Re: [patch] Fix powerpc 64 alignment problem for lwa instruction
- From: Andrew Pinski <pinskia at physics dot uc dot edu>
- To: hm dot chang at apple dot com (Hui-May Chang)
- Cc: gcc-patches at gcc dot gnu dot org, pinskia at physics dot uc dot edu (Andrew Pinski)
- Date: Tue, 7 Nov 2006 17:13:47 -0500 (EST)
- Subject: Re: [patch] Fix powerpc 64 alignment problem for lwa instruction
> On Nov 7, 2006, at 12:56 PM, Andrew Pinski wrote:
> >> We, at Apple, found a ppc64 code generation problem where lwa_operand
> >> routine didn't check the alignment of a memory operand being 32 bits
> >> aligned or not.
> >> The following patch has been tested on ppc MacOS with "make all", "--
> >> enable-languages=c,c++,objc,obj-c++", and regression tested with a
> >> top-
> >> level "make check-gcc" with no regression.
> >> gcc/ChangeLog:
> >> * gcc/config/rs6000/predicates.md (lwa_operand): Check the
> >> alignment of
> >> a memory operand is 32 bits aligned or not.
> > This is the wrong fix, the memory alignment is not the issue here
> > but the offset
> > field has to be multiple of 4. This is according to the ISA
> > documents.
> > Can you give more information about what is going wrong? Because as
> > far as I can
> > tell we check the offset to make sure it is a multiple of 4.
> > || GET_CODE (XEXP (XEXP (inner, 0), 1)) != CONST_INT
> > || INTVAL (XEXP (XEXP (inner, 0), 1)) % 4 == 0));
> > Thanks,
> > Andrew Pinski
> For the following memory operand,
> (gdb) p debug_rtx(op)
> (mem/s/j:SI (lo_sum:DI (reg:DI 121)
> (const:DI (minus:DI (symbol_ref:DI ("mybox") [flags 0x382]

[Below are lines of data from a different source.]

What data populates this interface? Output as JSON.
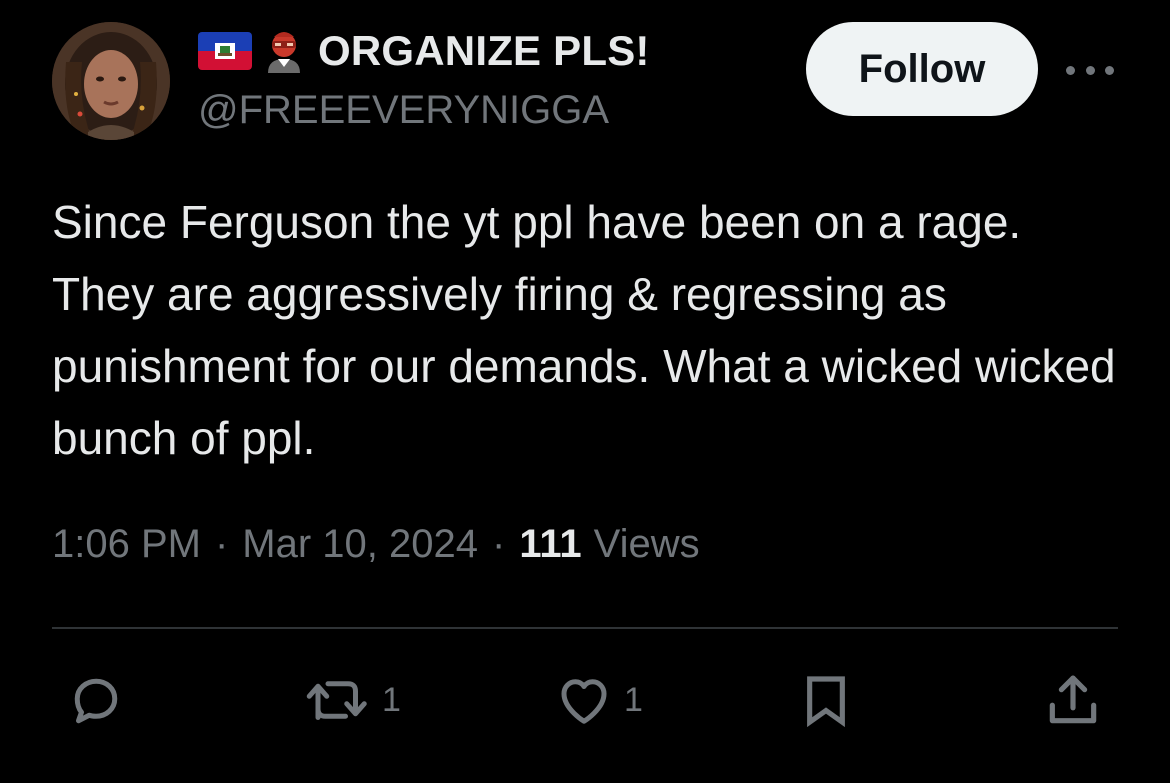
{
  "author": {
    "display_name": "ORGANIZE PLS!",
    "handle": "@FREEEVERYNIGGA",
    "badges": [
      "haiti-flag-icon",
      "mask-person-icon"
    ]
  },
  "follow_button": {
    "label": "Follow"
  },
  "more_menu": {
    "icon": "more-horizontal-icon"
  },
  "tweet": {
    "text": "Since Ferguson the yt ppl have been on a rage. They are aggressively firing & regressing as punishment for our demands. What a wicked wicked bunch of ppl.",
    "time": "1:06 PM",
    "date": "Mar 10, 2024",
    "separator": "·",
    "views_count": "111",
    "views_label": "Views"
  },
  "actions": {
    "reply": {
      "icon": "reply-icon",
      "count": ""
    },
    "retweet": {
      "icon": "retweet-icon",
      "count": "1"
    },
    "like": {
      "icon": "heart-icon",
      "count": "1"
    },
    "bookmark": {
      "icon": "bookmark-icon",
      "count": ""
    },
    "share": {
      "icon": "share-icon",
      "count": ""
    }
  },
  "colors": {
    "background": "#000000",
    "primary_text": "#e7e9ea",
    "secondary_text": "#71767b",
    "divider": "#2f3336",
    "follow_bg": "#eff3f4"
  }
}
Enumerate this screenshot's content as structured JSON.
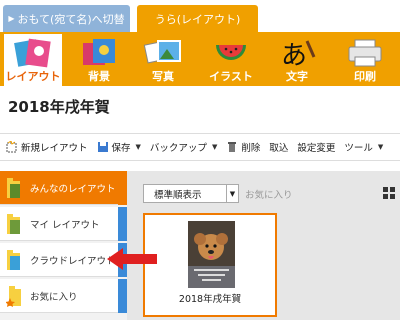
{
  "tabs": {
    "front_label": "おもて(宛て名)へ切替",
    "back_label": "うら(レイアウト)"
  },
  "categories": [
    {
      "label": "レイアウト",
      "active": true
    },
    {
      "label": "背景"
    },
    {
      "label": "写真"
    },
    {
      "label": "イラスト"
    },
    {
      "label": "文字"
    },
    {
      "label": "印刷"
    }
  ],
  "page_title": "2018年戌年賀",
  "toolbar": {
    "new_layout": "新規レイアウト",
    "save": "保存",
    "backup": "バックアップ",
    "delete": "削除",
    "import": "取込",
    "settings": "設定変更",
    "tools": "ツール"
  },
  "sidebar": {
    "items": [
      {
        "label": "みんなのレイアウト",
        "active": true
      },
      {
        "label": "マイ レイアウト"
      },
      {
        "label": "クラウドレイアウト"
      },
      {
        "label": "お気に入り"
      }
    ]
  },
  "content": {
    "sort_value": "標準順表示",
    "favorites_label": "お気に入り",
    "card_label": "2018年戌年賀"
  },
  "colors": {
    "accent": "#f0a000",
    "active": "#f07a00",
    "front_tab": "#8fb3d9",
    "arrow": "#e02020"
  }
}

> <var_decl 0x41687e80 mybox>)
> (symbol_ref:DI ("<pic base>") [flags 0x180])))) [0
> mybox.left+0 S4 A16])
> GET_CODE (XEXP (inner, 0)) == LO_SUM
> GET_CODE (XEXP (XEXP (inner, 0), 1)) == CONST
> The alignment is A16, i.e., 16 bits.
What about rejecting all low_sum instead? The alignment is still the correct
check. Because we can have alignment of 16 and still have an offset which is
a multiple of 4.
Hmm, the other thing is that constraint m seems wrong for the lwa instruction,
I think it should be changed to Y like the load doubleword case.